Background:  CCR5 is an important co-receptor for HIV entry and zinc finger nuclease (ZFN)-mediated modification of this receptor in CD4 T cells may render a survival advantage in HIV infection. We have previously reported preliminary data from 2 Phase 1 studies of SB-728-T. Here, we report additional data relating to safety, increases in CD4, persistence and trafficking of SB-728-T, and effect on HIV.

Methods:  In the Penn study, 6 immunologic responders (IR) with CD4 ≥450 cells/µL and 6 immunologic non-responders (INR) with CD4 ≤500 cells/µL were infused with 10¹⁰ cells. At week 4, IR underwent a 12-week HAART treatment interruption (TI). In the CA study, 9 INR (CD4 200 to 500 cells/µL) were enrolled into 3 cohorts that received 1x, 2x or 3x10¹⁰ cells. The median duration of follow up for both studies was 232 days (range 56 to 561).

Results:  The mean CD4 and SB-728-T count increased by 1533/µL (range 216 to 3025) and 83/µL, respectively, on D7 in IR and by 820/µL (range 133 to 4467) and 19/µL, respectively, in INR from the 2 studies. Increases in CD4 over time correlated with SB-728-T engraftment (г = 0.78, p <0.0001). SB-728-T was detected in the gut mucosa of all 18 subjects biopsied (median 6%). During TI, HIV-RNA dropped ~0.8 to 2.1 log from their peak levels in 3 subjects. In one CCR5 Δ32 heterozygous subject with a viral set point of 165K copies/mL, viral load peaked at 6247 during week 6 of TI and was undetectable by week 12. In the CA study, peripheral blood mononuclear cell HIV proviral DNA was evaluated using a new Digital Droplet qPCR method. Samples with previously undetectable levels using traditional qPCR now showed measurable proviral DNA. Three of 6 subjects with >11 months follow up had an ~1-log decrease over time. CD4 T cell interferon gamma (IFN-γ) ELISpots to HIV gag peptides performed at baseline showed stratification into a high and low (360 vs 130 SFC/10⁶) ELISpot group. One subject with high baseline IFN-γ ELISpot developed a high antibody response to env and gag in response to viremia along with >1-log drop from peak in HIV RNA during TI. SB-728-T infusions were well tolerated with only mild reversible infusion-related adverse events.
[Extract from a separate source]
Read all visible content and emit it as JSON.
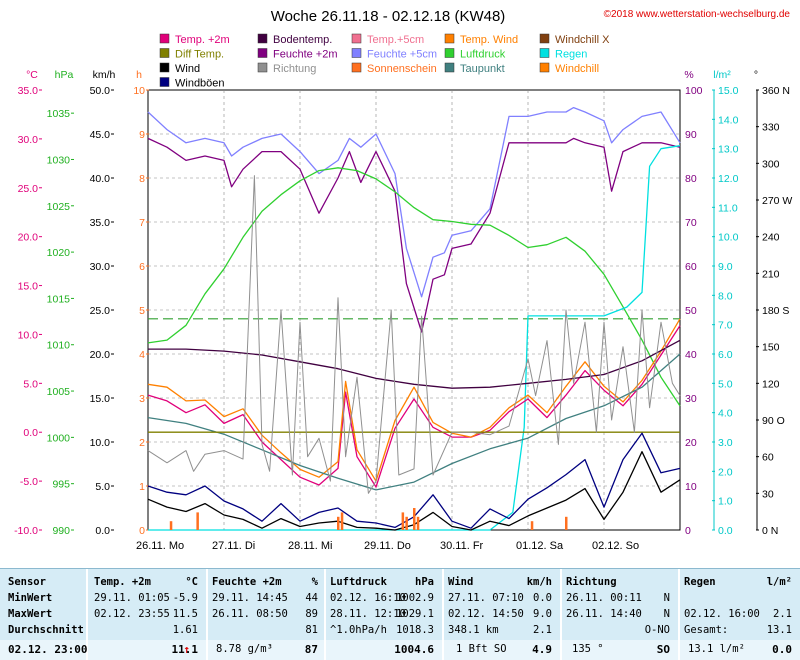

Conclusions:  SB-728-T infusion increases CD4 counts that persist over time. SB-728-T expands rapidly and home to the gut. Preliminary data suggest that SB-728-T may decrease proviral DNA. In one subject with the highest level of CCR5 modification, viral load was controlled (< limit of detection) without HAART. These data suggest that in addition to the previously documented increases in CD4 cell, SB-728-T may also suppress HIV replication.